G: At this time, I was working with the University Student Movement and also out in the communities. I was in my final year as a psychology student.
And to answer the second part of your question about what reason they gave, they never give you a reason. They take you, they can kill you or they can let you go. When they're interrogating you or when they're torturing you, they tried to make you admit to stuff like that you're a guerrilla, with the FMLN or with the Sandinistas. But they never accuse you of anything concrete. In the jail, there are never any charges brought against you. And you're in no place to demand.
D: How has the Popular Movement developed and responded to the U.S. and Honduran military buildup?
G: The Honduran Popular Movement is a movement has been around for a long time now. It's been taking stands about better economic conditions and against the authoritarian powers in the country. With the triumph of the Sandinistas, the Popular Movement in Honduras began to grow and to try to exert more power because that brought a lot of hope that situations could change. But then, with the arrival of the Contra in the early eighties and the arrival of the U.S. troops in 1982, we began to see that profound growth in the Honduran Army. Then, the Popular Movement began to demand as part of the struggle that the process of militarization in our country stop, that the U.S. troops leave, that the Contras leave. Because at that time in Honduras they began to feel much more the effects of the economic crisis. So during the last ten years, the Honduran Popular Movement has been demanding that the Contra leave and that the U.S. troops leave. The Popular Movement is demanding that the Honduran government take a more dignified position internationally. And that at a national level that they would put into practice economic measures that would mean a betterment of life for their people.
Taking these positions has meant that people are being threatened, exiled, disappeared, and killed. Even until today, these repressive measures are still happening. Although the Honduran popular Movement has taken this stand, it is a movement that is weak and battered and it has been unable to assume a very strong position.
D: Right now you are the Coordinator for CLADEM, the Latin American Committee for the Defense of Women's Rights. When and how did CLADEM begin and what are your goals and programs?
G: CLADEM started a year and a half ago as part of all initiative at the Latin American level. The initiative has as its major goals to defend women's rights, to understand and utilize the law for women's benefit, and to push for changes in certain laws. And to help raise women's consciousness and sense of dignity. And also to denounce violence against women.

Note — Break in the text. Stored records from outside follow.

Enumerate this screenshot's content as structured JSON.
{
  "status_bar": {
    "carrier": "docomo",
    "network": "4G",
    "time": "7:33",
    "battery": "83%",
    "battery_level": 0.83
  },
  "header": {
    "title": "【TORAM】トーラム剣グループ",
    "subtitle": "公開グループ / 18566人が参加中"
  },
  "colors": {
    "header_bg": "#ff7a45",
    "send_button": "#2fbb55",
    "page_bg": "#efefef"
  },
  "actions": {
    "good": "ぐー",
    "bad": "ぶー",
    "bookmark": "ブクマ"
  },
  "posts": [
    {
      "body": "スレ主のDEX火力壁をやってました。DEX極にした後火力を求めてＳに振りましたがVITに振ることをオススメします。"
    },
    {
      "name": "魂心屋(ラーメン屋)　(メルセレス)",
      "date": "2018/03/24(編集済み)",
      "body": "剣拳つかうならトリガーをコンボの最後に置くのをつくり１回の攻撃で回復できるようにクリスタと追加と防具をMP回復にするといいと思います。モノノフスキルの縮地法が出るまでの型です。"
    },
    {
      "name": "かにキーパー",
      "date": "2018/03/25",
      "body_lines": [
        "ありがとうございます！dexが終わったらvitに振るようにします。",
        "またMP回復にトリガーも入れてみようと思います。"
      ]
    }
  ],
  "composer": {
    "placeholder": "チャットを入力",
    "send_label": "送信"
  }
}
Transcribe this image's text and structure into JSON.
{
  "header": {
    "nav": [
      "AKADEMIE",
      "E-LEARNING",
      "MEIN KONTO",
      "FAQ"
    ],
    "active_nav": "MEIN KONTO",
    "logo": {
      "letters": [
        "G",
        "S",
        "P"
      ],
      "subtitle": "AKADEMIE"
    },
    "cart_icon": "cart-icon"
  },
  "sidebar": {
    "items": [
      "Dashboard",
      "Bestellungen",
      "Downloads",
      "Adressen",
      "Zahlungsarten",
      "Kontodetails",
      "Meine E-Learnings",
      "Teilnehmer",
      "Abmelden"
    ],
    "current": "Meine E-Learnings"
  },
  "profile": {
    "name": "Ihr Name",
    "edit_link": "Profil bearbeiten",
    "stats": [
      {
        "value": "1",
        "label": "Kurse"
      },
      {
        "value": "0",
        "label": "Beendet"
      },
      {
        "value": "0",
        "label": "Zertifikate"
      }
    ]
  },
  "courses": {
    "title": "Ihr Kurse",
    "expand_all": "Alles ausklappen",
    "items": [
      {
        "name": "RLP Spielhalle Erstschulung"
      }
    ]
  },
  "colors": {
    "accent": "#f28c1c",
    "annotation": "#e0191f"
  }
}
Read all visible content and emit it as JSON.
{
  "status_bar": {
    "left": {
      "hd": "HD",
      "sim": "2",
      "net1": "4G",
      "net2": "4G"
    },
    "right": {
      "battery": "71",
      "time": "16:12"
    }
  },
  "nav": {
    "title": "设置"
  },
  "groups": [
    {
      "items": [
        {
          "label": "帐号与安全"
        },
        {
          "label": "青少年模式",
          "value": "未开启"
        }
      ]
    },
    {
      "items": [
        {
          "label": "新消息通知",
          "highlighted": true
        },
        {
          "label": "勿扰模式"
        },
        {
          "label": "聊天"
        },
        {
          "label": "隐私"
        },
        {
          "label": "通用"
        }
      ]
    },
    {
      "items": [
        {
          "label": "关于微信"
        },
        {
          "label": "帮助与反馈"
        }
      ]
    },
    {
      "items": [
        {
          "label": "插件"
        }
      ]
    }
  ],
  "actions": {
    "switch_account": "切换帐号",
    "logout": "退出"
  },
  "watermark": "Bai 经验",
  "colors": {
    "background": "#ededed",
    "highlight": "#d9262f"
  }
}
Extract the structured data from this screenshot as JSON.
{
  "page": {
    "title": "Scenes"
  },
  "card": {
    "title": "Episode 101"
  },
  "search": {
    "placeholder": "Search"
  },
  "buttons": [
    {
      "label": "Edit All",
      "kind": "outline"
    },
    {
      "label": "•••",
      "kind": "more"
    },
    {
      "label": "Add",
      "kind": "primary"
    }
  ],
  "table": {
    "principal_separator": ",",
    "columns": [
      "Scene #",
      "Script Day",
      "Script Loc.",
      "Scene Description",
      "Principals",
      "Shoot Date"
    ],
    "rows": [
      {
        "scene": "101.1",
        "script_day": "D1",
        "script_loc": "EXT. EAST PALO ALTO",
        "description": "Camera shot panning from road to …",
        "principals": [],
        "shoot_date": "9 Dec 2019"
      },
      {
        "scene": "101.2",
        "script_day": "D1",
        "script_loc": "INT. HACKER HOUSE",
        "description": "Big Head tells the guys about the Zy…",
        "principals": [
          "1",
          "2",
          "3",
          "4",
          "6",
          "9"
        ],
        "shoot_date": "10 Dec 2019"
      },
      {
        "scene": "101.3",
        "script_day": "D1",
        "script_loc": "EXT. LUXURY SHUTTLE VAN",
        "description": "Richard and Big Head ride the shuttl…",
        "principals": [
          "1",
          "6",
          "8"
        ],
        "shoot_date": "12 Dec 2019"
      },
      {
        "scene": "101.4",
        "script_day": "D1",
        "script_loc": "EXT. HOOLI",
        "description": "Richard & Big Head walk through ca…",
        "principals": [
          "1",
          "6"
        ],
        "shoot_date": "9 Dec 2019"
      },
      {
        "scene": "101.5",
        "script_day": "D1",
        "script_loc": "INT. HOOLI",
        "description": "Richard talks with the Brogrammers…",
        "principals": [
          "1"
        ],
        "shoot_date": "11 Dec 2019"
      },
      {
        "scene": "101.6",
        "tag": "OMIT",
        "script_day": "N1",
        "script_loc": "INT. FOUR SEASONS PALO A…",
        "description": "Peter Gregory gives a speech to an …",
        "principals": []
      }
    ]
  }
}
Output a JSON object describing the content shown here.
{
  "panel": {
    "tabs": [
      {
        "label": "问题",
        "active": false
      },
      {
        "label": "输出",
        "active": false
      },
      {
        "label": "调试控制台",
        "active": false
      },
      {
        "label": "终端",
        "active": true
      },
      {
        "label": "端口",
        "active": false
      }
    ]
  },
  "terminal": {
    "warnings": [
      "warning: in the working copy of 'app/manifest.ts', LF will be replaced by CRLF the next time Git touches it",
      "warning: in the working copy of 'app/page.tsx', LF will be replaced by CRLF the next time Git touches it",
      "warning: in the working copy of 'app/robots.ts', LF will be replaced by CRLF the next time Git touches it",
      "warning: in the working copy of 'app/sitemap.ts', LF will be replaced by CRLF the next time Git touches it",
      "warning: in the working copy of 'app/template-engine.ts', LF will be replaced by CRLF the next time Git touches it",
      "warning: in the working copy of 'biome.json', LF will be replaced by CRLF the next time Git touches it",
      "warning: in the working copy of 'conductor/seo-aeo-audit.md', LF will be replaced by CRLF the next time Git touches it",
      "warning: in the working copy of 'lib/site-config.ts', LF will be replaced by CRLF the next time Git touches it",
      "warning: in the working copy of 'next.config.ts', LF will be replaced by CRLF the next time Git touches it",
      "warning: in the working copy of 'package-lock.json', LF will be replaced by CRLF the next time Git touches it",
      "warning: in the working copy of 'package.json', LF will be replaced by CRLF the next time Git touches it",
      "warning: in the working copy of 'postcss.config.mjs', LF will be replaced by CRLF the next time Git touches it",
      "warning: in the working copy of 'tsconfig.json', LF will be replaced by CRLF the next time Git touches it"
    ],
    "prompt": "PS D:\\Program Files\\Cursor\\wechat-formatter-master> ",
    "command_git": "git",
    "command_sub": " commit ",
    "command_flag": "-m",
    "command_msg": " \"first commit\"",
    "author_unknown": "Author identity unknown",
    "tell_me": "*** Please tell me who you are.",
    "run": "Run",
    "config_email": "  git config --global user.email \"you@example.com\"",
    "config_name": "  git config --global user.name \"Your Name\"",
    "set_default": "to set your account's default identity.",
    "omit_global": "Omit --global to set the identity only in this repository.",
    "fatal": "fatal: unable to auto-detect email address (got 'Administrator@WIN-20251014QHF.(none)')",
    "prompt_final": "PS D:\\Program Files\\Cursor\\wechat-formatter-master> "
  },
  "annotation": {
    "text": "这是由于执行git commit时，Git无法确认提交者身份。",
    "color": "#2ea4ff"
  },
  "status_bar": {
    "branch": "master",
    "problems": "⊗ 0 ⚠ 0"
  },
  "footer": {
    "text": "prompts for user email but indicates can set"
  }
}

We are developing educational workshops on four subjects: women and their rights, women' s sexuality and their reproductive rights, women and domestic violence, and women and work.
Unfortunately, we are unable to extend our work right now to legal and psychological counseling which is one of our long term goals. Aside from the workshops, we are also denouncing violence against women. Also, we have begun researching various problems of women because we have seen in general that it is an area about which little is known or has been studied. Domestic violence has been hidden and yet occurs at a very high rate.
Our commitment is to work with women in poor sectors of Tegucigalpa. We're working with women who we call promoters in other organizations who we hope will be able to go back to their own organizations and reproduce the experience of our workshops. We are only in Tegucigalpa right now because all our work is volunteer and we can't afford to go elsewhere.